The Dubai Chamber of Commerce experienced record growth in new membership in the first half of 2022, with over 21,000 companies joining the Chamber during the period, bringing the total membership to over 308,000.
H.E. Hamad Buamim, President & CEO of Dubai Chambers, said the latest performance figures reflect the positive impact of new Chamber-led initiatives and plan to improve ease of doing business, boost Dubai’s foreign trade and support local businesses with global expansion – all of which align with Dubai Chambers’ 2022-2024 strategy.
He noted that the Chamber’s integral role as Expo 2020 Dubai’s Official Business Integration Partner gave a major boost to performance in the first three months of this year, as it organised a record number of events, initiatives and activities and established new bridges of cooperation between businesses communities in Dubai and abroad.
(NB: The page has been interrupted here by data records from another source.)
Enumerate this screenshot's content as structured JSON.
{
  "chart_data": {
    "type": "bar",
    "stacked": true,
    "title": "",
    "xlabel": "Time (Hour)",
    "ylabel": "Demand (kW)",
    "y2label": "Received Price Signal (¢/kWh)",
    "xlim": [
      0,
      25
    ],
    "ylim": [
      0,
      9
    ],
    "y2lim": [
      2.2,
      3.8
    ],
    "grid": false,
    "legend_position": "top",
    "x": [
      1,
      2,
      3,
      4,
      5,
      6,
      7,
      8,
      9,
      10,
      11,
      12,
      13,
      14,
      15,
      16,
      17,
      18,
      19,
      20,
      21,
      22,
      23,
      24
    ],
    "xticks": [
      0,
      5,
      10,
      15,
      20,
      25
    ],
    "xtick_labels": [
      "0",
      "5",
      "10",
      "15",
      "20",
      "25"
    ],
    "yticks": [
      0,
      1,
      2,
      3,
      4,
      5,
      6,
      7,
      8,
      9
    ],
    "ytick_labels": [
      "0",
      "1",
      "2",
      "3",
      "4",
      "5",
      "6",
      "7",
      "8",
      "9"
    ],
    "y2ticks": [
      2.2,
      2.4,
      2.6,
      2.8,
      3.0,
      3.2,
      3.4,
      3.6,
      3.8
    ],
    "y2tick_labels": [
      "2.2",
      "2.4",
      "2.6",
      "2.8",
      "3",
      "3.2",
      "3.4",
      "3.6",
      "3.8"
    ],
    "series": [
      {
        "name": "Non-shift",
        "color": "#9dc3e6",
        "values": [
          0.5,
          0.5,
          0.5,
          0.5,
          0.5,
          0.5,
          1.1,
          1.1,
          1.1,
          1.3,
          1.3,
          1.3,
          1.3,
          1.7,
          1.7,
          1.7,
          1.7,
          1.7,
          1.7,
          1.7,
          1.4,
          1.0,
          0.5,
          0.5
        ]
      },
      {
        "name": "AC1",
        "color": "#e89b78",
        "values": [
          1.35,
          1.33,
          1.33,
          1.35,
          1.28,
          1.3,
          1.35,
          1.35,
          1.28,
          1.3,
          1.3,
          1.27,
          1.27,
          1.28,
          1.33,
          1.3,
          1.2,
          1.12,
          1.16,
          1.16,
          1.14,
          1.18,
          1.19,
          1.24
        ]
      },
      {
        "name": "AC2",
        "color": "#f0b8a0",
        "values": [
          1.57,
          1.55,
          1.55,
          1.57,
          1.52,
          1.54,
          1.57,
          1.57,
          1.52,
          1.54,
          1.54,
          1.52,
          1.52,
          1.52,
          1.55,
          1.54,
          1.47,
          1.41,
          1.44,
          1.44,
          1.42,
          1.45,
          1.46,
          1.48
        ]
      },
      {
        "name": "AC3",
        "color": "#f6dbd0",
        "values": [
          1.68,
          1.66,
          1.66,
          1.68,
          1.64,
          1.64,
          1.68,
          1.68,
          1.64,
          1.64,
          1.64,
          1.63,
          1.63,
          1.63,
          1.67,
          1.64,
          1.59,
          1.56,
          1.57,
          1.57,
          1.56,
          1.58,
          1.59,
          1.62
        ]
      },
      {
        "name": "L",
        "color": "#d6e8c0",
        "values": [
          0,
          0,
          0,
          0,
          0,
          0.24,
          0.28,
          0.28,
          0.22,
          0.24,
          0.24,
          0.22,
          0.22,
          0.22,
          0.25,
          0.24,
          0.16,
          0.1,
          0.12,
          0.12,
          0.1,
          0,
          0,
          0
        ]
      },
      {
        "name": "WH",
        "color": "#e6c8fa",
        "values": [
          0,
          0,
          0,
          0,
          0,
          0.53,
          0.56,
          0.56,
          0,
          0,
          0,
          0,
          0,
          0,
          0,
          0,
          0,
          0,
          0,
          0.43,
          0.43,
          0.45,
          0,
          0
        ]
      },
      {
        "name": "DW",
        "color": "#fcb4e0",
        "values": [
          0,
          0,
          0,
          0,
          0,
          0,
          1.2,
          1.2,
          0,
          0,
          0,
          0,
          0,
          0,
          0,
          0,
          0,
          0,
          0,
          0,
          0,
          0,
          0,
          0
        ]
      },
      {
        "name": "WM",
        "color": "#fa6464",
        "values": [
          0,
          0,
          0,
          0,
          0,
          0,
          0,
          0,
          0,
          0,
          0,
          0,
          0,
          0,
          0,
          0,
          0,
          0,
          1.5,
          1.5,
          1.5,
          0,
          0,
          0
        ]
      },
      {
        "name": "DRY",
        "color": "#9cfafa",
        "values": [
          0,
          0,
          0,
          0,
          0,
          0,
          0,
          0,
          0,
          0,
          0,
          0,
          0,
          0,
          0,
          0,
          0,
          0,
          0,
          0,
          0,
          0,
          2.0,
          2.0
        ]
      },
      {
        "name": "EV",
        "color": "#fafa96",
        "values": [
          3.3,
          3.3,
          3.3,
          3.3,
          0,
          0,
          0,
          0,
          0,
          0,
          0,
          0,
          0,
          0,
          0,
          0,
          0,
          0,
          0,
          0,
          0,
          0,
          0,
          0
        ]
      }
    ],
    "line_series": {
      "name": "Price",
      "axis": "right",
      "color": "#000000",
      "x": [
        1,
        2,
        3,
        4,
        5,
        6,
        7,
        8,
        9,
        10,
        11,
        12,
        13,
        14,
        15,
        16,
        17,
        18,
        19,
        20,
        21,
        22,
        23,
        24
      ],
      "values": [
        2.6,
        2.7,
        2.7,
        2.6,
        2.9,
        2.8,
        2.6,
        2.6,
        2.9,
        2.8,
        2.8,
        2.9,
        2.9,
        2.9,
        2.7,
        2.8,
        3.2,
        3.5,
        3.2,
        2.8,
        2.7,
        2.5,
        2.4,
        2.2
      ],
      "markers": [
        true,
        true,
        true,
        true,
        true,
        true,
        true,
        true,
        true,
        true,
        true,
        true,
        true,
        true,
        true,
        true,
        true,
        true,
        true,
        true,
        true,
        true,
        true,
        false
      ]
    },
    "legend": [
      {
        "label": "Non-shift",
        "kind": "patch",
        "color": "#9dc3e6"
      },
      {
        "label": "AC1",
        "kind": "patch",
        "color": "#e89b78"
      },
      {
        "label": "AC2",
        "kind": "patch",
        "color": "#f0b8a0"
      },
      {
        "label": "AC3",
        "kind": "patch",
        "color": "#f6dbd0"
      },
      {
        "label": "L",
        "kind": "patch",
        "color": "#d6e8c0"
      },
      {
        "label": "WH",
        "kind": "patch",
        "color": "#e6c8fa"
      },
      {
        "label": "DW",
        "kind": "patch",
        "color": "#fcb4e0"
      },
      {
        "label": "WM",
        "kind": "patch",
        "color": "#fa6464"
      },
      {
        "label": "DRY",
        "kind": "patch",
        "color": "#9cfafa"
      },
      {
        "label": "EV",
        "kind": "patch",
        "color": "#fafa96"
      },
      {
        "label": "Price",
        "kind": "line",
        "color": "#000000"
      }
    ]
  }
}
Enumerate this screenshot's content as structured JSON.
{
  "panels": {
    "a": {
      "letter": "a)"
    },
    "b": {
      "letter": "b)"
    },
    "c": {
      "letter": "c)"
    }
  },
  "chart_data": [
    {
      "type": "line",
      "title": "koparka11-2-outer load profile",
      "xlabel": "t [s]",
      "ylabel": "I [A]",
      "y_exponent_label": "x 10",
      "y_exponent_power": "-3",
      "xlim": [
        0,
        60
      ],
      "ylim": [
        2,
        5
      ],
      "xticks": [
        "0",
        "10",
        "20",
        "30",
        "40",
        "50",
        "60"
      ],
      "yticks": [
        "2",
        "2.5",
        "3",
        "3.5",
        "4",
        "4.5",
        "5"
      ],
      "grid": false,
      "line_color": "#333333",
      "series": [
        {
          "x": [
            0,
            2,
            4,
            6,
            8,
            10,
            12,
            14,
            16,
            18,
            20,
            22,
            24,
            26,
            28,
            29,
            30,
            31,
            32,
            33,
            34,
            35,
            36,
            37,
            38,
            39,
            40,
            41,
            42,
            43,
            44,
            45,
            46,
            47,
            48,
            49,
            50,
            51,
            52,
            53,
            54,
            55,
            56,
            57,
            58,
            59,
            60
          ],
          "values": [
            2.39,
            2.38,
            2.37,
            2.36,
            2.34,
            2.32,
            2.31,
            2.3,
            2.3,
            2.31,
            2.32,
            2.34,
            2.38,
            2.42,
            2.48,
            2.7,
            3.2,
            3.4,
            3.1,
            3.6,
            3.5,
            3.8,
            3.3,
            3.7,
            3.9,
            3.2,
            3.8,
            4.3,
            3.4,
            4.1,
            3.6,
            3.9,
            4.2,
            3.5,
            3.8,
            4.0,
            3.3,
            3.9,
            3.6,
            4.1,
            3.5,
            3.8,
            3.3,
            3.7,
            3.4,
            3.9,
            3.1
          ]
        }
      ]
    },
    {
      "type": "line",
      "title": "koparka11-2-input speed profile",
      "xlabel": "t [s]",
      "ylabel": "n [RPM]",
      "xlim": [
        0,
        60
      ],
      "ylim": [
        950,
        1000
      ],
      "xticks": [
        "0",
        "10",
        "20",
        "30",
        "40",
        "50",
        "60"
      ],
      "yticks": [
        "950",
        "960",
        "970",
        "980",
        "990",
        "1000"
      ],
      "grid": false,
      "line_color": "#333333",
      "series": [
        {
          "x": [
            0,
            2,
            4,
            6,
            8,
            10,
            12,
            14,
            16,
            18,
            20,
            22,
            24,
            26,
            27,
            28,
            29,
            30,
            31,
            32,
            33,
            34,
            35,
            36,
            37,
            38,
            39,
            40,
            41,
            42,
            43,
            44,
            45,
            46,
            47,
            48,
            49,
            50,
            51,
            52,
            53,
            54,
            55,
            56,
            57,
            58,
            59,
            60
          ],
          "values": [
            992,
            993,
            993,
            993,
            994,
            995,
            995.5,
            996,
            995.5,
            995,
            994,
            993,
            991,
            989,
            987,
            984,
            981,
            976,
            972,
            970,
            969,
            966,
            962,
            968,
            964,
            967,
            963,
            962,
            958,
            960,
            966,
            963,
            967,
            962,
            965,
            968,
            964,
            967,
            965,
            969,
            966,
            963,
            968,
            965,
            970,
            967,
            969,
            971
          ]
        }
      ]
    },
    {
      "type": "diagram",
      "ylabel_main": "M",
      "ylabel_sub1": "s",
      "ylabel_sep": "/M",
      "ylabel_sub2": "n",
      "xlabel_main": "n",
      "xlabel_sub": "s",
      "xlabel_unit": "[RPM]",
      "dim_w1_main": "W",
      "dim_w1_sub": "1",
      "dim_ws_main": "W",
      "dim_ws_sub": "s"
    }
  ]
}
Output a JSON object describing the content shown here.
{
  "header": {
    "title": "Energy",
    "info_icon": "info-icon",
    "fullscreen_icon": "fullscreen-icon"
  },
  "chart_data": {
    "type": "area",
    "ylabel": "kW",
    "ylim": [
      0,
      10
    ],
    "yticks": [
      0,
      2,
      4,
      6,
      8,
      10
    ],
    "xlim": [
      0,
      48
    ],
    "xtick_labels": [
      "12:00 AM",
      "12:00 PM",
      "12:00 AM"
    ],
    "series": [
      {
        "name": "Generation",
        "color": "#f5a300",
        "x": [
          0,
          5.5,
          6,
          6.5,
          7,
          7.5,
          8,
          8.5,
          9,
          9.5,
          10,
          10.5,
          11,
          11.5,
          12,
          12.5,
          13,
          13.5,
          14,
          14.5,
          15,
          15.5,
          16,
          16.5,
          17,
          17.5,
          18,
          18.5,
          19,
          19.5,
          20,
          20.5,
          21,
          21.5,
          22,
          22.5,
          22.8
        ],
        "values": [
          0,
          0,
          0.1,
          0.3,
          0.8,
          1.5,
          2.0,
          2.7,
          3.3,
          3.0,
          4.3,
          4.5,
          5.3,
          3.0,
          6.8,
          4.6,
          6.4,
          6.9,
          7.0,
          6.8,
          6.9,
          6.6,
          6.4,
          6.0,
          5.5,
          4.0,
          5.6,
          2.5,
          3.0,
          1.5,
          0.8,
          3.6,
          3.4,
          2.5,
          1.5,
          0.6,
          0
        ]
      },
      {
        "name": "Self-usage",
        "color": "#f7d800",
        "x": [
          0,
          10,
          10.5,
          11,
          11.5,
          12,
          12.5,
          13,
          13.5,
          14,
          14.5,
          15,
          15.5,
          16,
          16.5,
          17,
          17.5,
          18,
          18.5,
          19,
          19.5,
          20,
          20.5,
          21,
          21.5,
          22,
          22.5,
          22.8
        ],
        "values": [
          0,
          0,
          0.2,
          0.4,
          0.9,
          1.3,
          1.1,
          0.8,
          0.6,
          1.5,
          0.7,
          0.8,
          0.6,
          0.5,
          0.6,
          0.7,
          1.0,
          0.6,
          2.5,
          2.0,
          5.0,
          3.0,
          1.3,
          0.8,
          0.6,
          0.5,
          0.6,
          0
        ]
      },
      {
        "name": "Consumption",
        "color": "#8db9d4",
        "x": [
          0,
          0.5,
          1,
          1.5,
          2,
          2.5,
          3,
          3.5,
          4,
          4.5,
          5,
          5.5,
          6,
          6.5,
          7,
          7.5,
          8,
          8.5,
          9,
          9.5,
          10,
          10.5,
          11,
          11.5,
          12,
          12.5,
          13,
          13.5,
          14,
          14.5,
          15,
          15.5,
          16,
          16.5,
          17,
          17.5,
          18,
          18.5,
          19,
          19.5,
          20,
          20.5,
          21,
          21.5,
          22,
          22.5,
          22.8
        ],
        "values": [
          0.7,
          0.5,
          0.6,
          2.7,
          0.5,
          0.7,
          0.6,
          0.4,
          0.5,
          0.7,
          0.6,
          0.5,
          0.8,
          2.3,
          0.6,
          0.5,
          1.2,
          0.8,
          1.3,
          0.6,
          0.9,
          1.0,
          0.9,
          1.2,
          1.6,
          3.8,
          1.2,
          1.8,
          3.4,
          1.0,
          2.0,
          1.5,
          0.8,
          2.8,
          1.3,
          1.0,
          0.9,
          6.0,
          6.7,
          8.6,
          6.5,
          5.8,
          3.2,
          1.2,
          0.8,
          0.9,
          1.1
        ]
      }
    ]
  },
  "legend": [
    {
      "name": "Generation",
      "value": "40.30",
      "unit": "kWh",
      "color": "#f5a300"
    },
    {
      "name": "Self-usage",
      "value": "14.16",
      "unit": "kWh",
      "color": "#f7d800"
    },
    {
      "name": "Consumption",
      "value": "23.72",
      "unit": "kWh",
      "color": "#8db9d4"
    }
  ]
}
He also revealed that Dubai Chambers achieved an Emiratisation rate of 59% as of the end of June 2022.
Between January and June 2022, the Chamber experienced a 80% year-over-year (y-o-y) increase in new members as it expanded its role to support the Dubai business community and attract companies in target markets in accordance with the new Dubai Chambers structure and 2022-2024 strategy.
The Chamber issued and received 2,326 ATA Carnets in H1-2022, representing a 32% year-on-year increase, with the total value of ATA Carnets reaching AED 1.18 billion. Over the same time period, the number of e-transactions increased by 10% to over 378,000.
“Following our record performance in the first half, we expect the positive momentum to continue and project new membership and total membership to reach 40,000 and 330,000 companies, respectively. These are ambitious yet achievable targets considering that Dubai Chambers and the three chambers operating under its structure are rolling out several major initiatives in the coming six months that are designed to support the growth of the business community in Dubai and attract global companies to the emirate,” H.E. Hamad Buamim added.